You can forget any notion of a prudent Finance Minister insisting that a discount be placed on the Province’s forecast oil revenues, due to their ‘volatility’.  Such a practice might ensure that the Budget does not always default into deficit when prices or production volumes drop. Don’t even consider the idea of a ‘rainy day’ fund or any measure to tackle the public debt. The interview is evidence that that possibility did not even enter the Minister’s mind. 

Wittingly or otherwise, the Minister confirms his management of the public purse contains all the hallmarks of 'soothsaying'.

The McLeod interview contained another revealing item. The comment was made in response to his question about whether the Government may have to “revise expectations” given “the province’s fiscal situation”.

KENNEDY: “So the minister of finance is simply what I would describe as the quarterback for the budgeting process, and not the decision-maker. The decision-maker is the cabinet in the final result.” (emphasis added)

McLEOD: “Yeah, but you’re the one with your hands on the books. You’re the one who’s managing the Department of Finance…….”

KENNEDY: “Certainly.”

The football metaphor is interesting for the diminished role the Minister assigns himself, in his official capacity.

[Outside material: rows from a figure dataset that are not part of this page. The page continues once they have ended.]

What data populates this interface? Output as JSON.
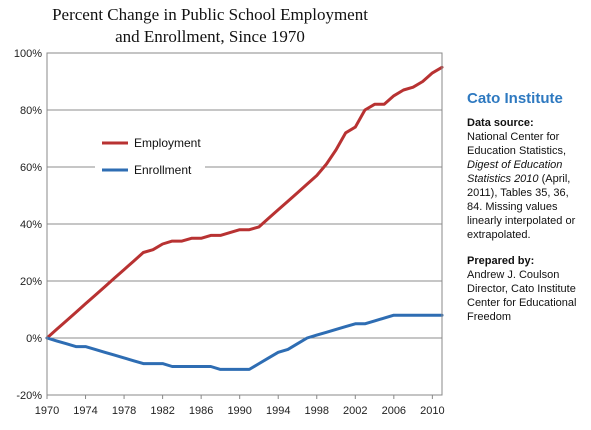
{
  "title": {
    "line1": "Percent Change in Public School Employment",
    "line2": "and Enrollment, Since 1970"
  },
  "sidebar": {
    "org": "Cato Institute",
    "source_heading": "Data source:",
    "source_line1": "National Center for",
    "source_line2": "Education Statistics,",
    "source_italic1": "Digest of Education",
    "source_italic2": "Statistics 2010",
    "source_line3": " (April,",
    "source_line4": "2011), Tables 35, 36,",
    "source_line5": "84.  Missing values",
    "source_line6": "linearly interpolated or",
    "source_line7": "extrapolated.",
    "prepared_heading": "Prepared by:",
    "prepared_line1": "Andrew J. Coulson",
    "prepared_line2": "Director, Cato Institute",
    "prepared_line3": "Center for Educational",
    "prepared_line4": "Freedom"
  },
  "chart_data": {
    "type": "line",
    "title": "Percent Change in Public School Employment and Enrollment, Since 1970",
    "xlim": [
      1970,
      2011
    ],
    "ylim": [
      -20,
      100
    ],
    "y_ticks": [
      -20,
      0,
      20,
      40,
      60,
      80,
      100
    ],
    "y_tick_labels": [
      "-20%",
      "0%",
      "20%",
      "40%",
      "60%",
      "80%",
      "100%"
    ],
    "x_ticks": [
      1970,
      1974,
      1978,
      1982,
      1986,
      1990,
      1994,
      1998,
      2002,
      2006,
      2010
    ],
    "x_tick_labels": [
      "1970",
      "1974",
      "1978",
      "1982",
      "1986",
      "1990",
      "1994",
      "1998",
      "2002",
      "2006",
      "2010"
    ],
    "grid": "horizontal",
    "legend": "upper-left",
    "x": [
      1970,
      1971,
      1972,
      1973,
      1974,
      1975,
      1976,
      1977,
      1978,
      1979,
      1980,
      1981,
      1982,
      1983,
      1984,
      1985,
      1986,
      1987,
      1988,
      1989,
      1990,
      1991,
      1992,
      1993,
      1994,
      1995,
      1996,
      1997,
      1998,
      1999,
      2000,
      2001,
      2002,
      2003,
      2004,
      2005,
      2006,
      2007,
      2008,
      2009,
      2010,
      2011
    ],
    "series": [
      {
        "name": "Employment",
        "color": "#b83232",
        "values": [
          0,
          3,
          6,
          9,
          12,
          15,
          18,
          21,
          24,
          27,
          30,
          31,
          33,
          34,
          34,
          35,
          35,
          36,
          36,
          37,
          38,
          38,
          39,
          42,
          45,
          48,
          51,
          54,
          57,
          61,
          66,
          72,
          74,
          80,
          82,
          82,
          85,
          87,
          88,
          90,
          93,
          95
        ]
      },
      {
        "name": "Enrollment",
        "color": "#2e6db3",
        "values": [
          0,
          -1,
          -2,
          -3,
          -3,
          -4,
          -5,
          -6,
          -7,
          -8,
          -9,
          -9,
          -9,
          -10,
          -10,
          -10,
          -10,
          -10,
          -11,
          -11,
          -11,
          -11,
          -9,
          -7,
          -5,
          -4,
          -2,
          0,
          1,
          2,
          3,
          4,
          5,
          5,
          6,
          7,
          8,
          8,
          8,
          8,
          8,
          8
        ]
      }
    ]
  }
}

Kennedy might have acknowledged that, historically, Ministers of Finance have played, not the role of quarterback, but, that of coach or better.  The quarterback merely receives the play; the coach is the one who makes the call. That is surely too high an expectation. Kennedy seems not to understand what he is supposed to be about. He essentially says to McLeod:  What’s your point? 

Perhaps, here, too, the Minister was just being honest. Perhaps, he was simply telling McLeod: “Leadership is for leaders; I’m not one of those”.

It was a damn fine interview, Mr. McLeod; all of it page one material.

Perhaps, readers should be given fair warning.  Just like gold, sometimes they have to dig a little for the best nuggets.